Yıllık ücretli izin günlerinin hesabında izin süresine rastlayan ulusal bayram, hafta tatili ve genel tatil günleri izin süresinden sayılmaz. Bu günler belirtilen izin sürelerine eklenir.

Yıllık ücretli izin açısından Cumartesi çalışma günü olarak kabul edilir. İşyerinde çalışma süreleri 5 gün üzerinden düzenlense bile Cumartesi dahil altı gün hesaba katılması gerekir. Yani bir günlük hafta tatili dışında ayrıca çalışılmayan Cumartesi günü izin sürelerine eklenmez.

Bu sürelerin toplu iş sözleşmeleri ile veya bireysel iş sözleşmeleri ile arttırılması mümkündür.

YILLIK ÜCRETLİ İZNİN KULLANILMASININ ESASLARI

İşveren, işçi eğer iznini işyerinin bulunduğu yerden başka bir yerde geçirecekse bu hususu belgelemesi koşulu ile yolda geçecek süreleri karşılamak üzere toplam dört güne kadar ücretsiz izin vermek zorundadır.
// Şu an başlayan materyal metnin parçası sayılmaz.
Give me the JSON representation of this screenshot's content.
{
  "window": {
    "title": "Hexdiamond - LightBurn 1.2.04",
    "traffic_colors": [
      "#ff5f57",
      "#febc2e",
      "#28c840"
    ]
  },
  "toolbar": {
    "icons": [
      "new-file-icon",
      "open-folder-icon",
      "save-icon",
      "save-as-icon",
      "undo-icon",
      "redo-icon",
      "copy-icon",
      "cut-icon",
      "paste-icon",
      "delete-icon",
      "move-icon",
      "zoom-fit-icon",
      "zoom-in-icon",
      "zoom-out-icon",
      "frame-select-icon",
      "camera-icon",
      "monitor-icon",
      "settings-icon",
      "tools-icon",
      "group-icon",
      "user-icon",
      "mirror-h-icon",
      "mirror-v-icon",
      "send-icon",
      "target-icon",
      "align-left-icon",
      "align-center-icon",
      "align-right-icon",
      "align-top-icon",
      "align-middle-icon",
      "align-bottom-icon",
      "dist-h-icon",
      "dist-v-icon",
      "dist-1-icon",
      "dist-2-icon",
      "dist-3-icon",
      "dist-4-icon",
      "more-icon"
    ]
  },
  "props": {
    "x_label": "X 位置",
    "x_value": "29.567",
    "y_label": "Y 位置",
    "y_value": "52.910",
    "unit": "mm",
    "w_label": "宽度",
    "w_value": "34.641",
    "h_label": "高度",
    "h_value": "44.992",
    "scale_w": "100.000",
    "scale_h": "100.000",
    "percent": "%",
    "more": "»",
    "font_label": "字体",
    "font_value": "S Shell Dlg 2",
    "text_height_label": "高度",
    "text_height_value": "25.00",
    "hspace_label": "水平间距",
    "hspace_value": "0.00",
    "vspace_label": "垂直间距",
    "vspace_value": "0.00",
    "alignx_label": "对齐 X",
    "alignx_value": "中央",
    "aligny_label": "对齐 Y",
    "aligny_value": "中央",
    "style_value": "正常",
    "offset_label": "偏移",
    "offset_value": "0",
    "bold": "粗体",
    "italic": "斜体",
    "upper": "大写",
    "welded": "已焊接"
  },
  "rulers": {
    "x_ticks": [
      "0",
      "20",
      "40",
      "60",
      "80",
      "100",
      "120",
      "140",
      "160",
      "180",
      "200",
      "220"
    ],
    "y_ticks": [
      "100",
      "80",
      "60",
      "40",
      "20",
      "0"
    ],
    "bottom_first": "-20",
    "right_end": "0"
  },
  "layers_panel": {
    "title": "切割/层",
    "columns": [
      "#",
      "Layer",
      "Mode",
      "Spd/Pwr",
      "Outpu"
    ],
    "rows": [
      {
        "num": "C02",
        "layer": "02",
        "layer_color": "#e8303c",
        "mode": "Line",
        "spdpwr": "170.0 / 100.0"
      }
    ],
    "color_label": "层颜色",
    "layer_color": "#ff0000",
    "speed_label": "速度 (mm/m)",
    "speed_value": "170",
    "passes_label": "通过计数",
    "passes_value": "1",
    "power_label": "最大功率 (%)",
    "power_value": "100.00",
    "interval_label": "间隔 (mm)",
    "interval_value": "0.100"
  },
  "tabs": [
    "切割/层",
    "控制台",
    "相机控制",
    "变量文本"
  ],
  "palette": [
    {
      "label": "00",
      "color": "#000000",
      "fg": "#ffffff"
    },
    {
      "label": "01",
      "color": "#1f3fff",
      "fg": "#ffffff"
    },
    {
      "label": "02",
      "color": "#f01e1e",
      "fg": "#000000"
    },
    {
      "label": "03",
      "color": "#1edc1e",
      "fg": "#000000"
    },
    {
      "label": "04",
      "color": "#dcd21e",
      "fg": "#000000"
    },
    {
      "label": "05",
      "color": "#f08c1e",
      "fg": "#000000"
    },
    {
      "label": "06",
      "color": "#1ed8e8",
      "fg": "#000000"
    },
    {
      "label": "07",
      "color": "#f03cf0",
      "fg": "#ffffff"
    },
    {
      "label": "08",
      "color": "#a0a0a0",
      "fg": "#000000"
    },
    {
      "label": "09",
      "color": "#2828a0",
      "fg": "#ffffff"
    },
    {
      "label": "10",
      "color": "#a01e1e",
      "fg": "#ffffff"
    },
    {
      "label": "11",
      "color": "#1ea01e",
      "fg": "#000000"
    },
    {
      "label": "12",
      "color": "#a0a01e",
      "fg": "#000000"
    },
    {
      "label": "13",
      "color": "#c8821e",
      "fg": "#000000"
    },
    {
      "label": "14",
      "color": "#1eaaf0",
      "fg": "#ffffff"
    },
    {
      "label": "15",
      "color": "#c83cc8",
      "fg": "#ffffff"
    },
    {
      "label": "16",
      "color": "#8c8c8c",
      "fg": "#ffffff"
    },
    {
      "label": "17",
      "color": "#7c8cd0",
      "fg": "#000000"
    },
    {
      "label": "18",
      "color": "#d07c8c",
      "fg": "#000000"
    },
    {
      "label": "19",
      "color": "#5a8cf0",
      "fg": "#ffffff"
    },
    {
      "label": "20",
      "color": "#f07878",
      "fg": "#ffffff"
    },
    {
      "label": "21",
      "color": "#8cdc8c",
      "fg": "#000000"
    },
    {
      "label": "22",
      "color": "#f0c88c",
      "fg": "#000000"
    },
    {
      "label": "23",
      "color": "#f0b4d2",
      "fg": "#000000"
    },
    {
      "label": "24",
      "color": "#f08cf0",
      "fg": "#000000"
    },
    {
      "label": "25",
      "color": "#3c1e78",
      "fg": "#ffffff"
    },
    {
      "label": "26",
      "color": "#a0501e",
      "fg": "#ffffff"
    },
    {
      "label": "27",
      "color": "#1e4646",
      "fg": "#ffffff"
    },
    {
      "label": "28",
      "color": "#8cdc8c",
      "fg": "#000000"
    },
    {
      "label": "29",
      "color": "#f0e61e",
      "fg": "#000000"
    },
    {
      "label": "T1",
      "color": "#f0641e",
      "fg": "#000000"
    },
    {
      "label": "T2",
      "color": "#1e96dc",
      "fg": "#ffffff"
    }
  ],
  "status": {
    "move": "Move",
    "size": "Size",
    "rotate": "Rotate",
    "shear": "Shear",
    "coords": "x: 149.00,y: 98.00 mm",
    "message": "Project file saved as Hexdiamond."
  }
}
İş Kanunu’nun 56. Maddesi izinlerin nasıl kullanılacağını düzenler. Bu kanunun eski halinde izinler en çok üçe bölünebileceği ve bu izinlerden birinin 10 günden az olamayacağı belirtiliyordu. AKP 26 Nisan 2016 tarihinde çıkardığı 6704 sayılı torba kanun ile birlikte İş Kanunu’nun 56. Maddesini değiştirdi. Yeni yapılan düzenleme ile birlikte artık izinlerin bir tanesi 10 gün olmak koşulu ile diğerler sonsuz kere bölünebiliyor. Yani 14 gün izni olan bir işçi için bu 10+1+1+1+1=14 formülüne göre düzenlenebileceği anlamına geliyor. Bu uygulama tarafların anlaşma koşuluna bağlansa bile bunun pratik karşılığı işverenin izinlerin bu şekilde kullanılması konusunda baskısı oluyor.

İZİN ÜCRETİ

İşveren, yıllık ücretli izne hak kazanmış bir işçinin izin süresinde alacağı ücreti nakit olarak izne çıkmadan önce ödemek zorundadır. Yani işveren, işçinin günlük ücreti hesaplandıktan sonra eğer 14 gün izne çıkıyorsa günlük ücretini 14 ile çarparak işçiye nakit olarak ödemek zorundadır.

Ücret şeklinin akort, komisyon ücreti, kâra katılma, yüzde esaslarına göre olması halinde işçinin son bir yıl içinde kazandığı ücretin fiili olarak çalıştığı günlere bölünmesi ile bulunacak günlük ücret üzerinden hesaplama yapılır.

İş sözleşmesinin herhangi bir nedenle sona ermesi halinde işçinin hak kazanıp kullanmadığı yıllık ücretli izin sürelerine ait ücreti sözleşmenin sona erdiği tarihteki ücreti üzerinden kendisine veya hak sahiplerine ödenir.

AKP İKTİDARI ÜCRETLİ İZİN HAKKINA SALDIRIYOR 

Yıllık ücretli izin hakkı, işçi sınıfının diğer haklarında da yaşandığı gibi, AKP hükümetlerinin saldırılarının hissedildiği bir alan. İşçinin dinlenme hakkı, evrensel bir hak olarak kazanılmış olmasına rağmen, neoliberal dönemde sermaye sınıfı daha fazla kâr hırsı için bu hakkı tasfiye etmeye çalışıyor.

Son yapılan düzenlemede de görüldüğü gibi, işçinin kesintisiz izni 10 gün ile sınırlandırıldı ve kalan izin günleri sonsuz kere bölünebilecek şekilde düzenlendi. Yıllık ücretli iznin kullanılması konusunda, mevzuata göre tarafların, yani işçi ve patronun karşılıklı rızalarının olması esasının ise herhangi bir bağlayıcılığı bulunmuyor. Patron ile işçi, kapitalist üretim sürecinde “bireysel” olarak eşit değil ve yani eşit birer taraf değil.

AKP hükümeti tarafından yapılan bu son düzenleme ile işçilerin dinlenme hakkına da göz dikildiği ortaya çıkarken, ilk elden bu hakkın kullanımı konusunda inisiyatif patronlara verilmiş oldu.